If you’re bringing up tracks and maps from Perfect Dark and PGR, then the answer to your question is SOCOM II on PlayStation 2, though IIRC they required you to buy a magazine to get them, very Amiibo like. They also pioneered the online pass with a SOCOM game IIRC.

Moral of the story is these are companies who first and foremost want your money.

No, I'm talking about MTX- like the winter outfit in Kameo for $2.50 and new cars in PGR for 400 MS points. Most early DLC available on Xbox was free except for Microsoft published titles.

Even if you go with paid DLC MS were the first to charge for that. MS charged $4.99 for DLC with MechAssault on Xbox Live before Socom 2 had even launched worldwide. Nice try.

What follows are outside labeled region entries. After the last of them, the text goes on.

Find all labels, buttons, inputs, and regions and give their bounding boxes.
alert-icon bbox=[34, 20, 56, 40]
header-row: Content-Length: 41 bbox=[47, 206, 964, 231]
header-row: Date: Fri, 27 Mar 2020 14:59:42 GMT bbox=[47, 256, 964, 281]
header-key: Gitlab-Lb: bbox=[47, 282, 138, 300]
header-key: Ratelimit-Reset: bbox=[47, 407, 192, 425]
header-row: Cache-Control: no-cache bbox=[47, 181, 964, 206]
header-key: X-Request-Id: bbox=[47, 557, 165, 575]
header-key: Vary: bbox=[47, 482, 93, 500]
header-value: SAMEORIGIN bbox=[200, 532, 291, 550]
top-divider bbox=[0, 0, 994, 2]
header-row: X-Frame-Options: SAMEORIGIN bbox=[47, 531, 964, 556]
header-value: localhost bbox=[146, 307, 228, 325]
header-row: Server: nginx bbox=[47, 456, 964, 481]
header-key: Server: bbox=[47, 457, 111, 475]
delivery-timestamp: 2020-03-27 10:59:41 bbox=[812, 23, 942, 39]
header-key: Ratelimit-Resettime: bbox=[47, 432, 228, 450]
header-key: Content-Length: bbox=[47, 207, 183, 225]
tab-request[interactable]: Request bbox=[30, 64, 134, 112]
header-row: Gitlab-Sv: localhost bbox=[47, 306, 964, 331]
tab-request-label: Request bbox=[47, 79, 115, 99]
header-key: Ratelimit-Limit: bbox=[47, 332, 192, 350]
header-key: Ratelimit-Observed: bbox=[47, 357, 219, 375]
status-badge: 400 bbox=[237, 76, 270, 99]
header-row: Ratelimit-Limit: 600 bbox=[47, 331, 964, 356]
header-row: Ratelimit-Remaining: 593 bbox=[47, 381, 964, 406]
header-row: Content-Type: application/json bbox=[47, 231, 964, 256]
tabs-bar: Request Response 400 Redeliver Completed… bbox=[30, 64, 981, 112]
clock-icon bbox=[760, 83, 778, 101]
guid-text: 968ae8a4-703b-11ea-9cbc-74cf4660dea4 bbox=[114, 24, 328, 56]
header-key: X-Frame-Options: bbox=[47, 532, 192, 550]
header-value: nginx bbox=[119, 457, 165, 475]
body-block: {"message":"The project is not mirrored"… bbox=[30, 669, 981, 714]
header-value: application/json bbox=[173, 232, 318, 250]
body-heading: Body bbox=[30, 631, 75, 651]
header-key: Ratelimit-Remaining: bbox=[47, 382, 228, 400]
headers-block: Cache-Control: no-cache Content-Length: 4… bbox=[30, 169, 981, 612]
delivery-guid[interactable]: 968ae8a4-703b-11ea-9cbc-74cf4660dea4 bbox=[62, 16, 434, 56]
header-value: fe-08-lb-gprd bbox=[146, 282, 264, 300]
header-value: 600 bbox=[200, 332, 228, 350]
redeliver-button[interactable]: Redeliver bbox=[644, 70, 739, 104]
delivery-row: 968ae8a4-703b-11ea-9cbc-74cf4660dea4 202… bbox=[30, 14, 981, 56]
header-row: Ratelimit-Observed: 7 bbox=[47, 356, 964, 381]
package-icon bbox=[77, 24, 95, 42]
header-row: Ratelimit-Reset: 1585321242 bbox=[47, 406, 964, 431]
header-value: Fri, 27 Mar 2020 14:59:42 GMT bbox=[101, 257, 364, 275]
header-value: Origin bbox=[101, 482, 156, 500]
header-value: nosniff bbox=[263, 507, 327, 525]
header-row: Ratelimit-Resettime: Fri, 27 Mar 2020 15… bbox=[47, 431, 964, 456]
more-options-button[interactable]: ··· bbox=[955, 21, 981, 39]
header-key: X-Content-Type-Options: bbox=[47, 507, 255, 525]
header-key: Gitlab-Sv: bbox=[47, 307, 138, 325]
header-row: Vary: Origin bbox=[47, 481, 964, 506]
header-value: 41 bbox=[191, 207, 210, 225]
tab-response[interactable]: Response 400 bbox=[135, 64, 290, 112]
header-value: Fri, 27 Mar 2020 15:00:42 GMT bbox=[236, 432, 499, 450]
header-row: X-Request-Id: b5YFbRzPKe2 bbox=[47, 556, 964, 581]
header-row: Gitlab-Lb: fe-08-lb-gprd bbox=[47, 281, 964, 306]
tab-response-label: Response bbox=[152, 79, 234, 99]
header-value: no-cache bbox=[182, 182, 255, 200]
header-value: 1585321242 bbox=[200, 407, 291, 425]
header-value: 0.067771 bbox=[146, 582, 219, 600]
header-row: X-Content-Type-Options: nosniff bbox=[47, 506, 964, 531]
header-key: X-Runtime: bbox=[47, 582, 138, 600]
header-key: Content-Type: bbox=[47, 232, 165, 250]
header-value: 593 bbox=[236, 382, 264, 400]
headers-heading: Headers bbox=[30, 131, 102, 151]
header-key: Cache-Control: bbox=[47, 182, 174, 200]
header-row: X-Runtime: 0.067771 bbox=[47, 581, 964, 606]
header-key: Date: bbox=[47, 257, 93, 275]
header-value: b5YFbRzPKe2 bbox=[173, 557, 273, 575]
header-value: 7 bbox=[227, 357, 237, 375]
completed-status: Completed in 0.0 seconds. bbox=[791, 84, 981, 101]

"Microsoft is the chief architect of the premium content service and is probably as keen as anybody to justify gathering loot." Eurogamer -2003 expressing concerns after MS announce MechAssault debuts paid Xbox Live content. Source.

I haven't seen this particular attempt to re-write history before.

It's really straight forward. MS made some of the earliest examples of MTX, put it in their first party games, actively advertised and pushed the idea to other developers and then popularized the practice through their service- Xbox Live. They also refused to allow developers- including Epic and Bizzare Creations to release free content.

So... cars or tracks in a MS title “count” but maps in a Sony title don’t? Bizarre. Again not even mentioning that you had to go out and buy a shitty magazine for the SOCOM maps, too, Amiibo before Amiibo. 

And no one is rewriting history. My point was, as I said, these are all businesses who have one main goal and that’s money. Personally I find the idea that MS started this or that to be laughable because MS or Sony doing something doesn’t mean the other has to follow, but they do. Because they want... money. 

So congrats, MS had “MTX” during the Xbox era and Sony had “MTX” during the PS2 era.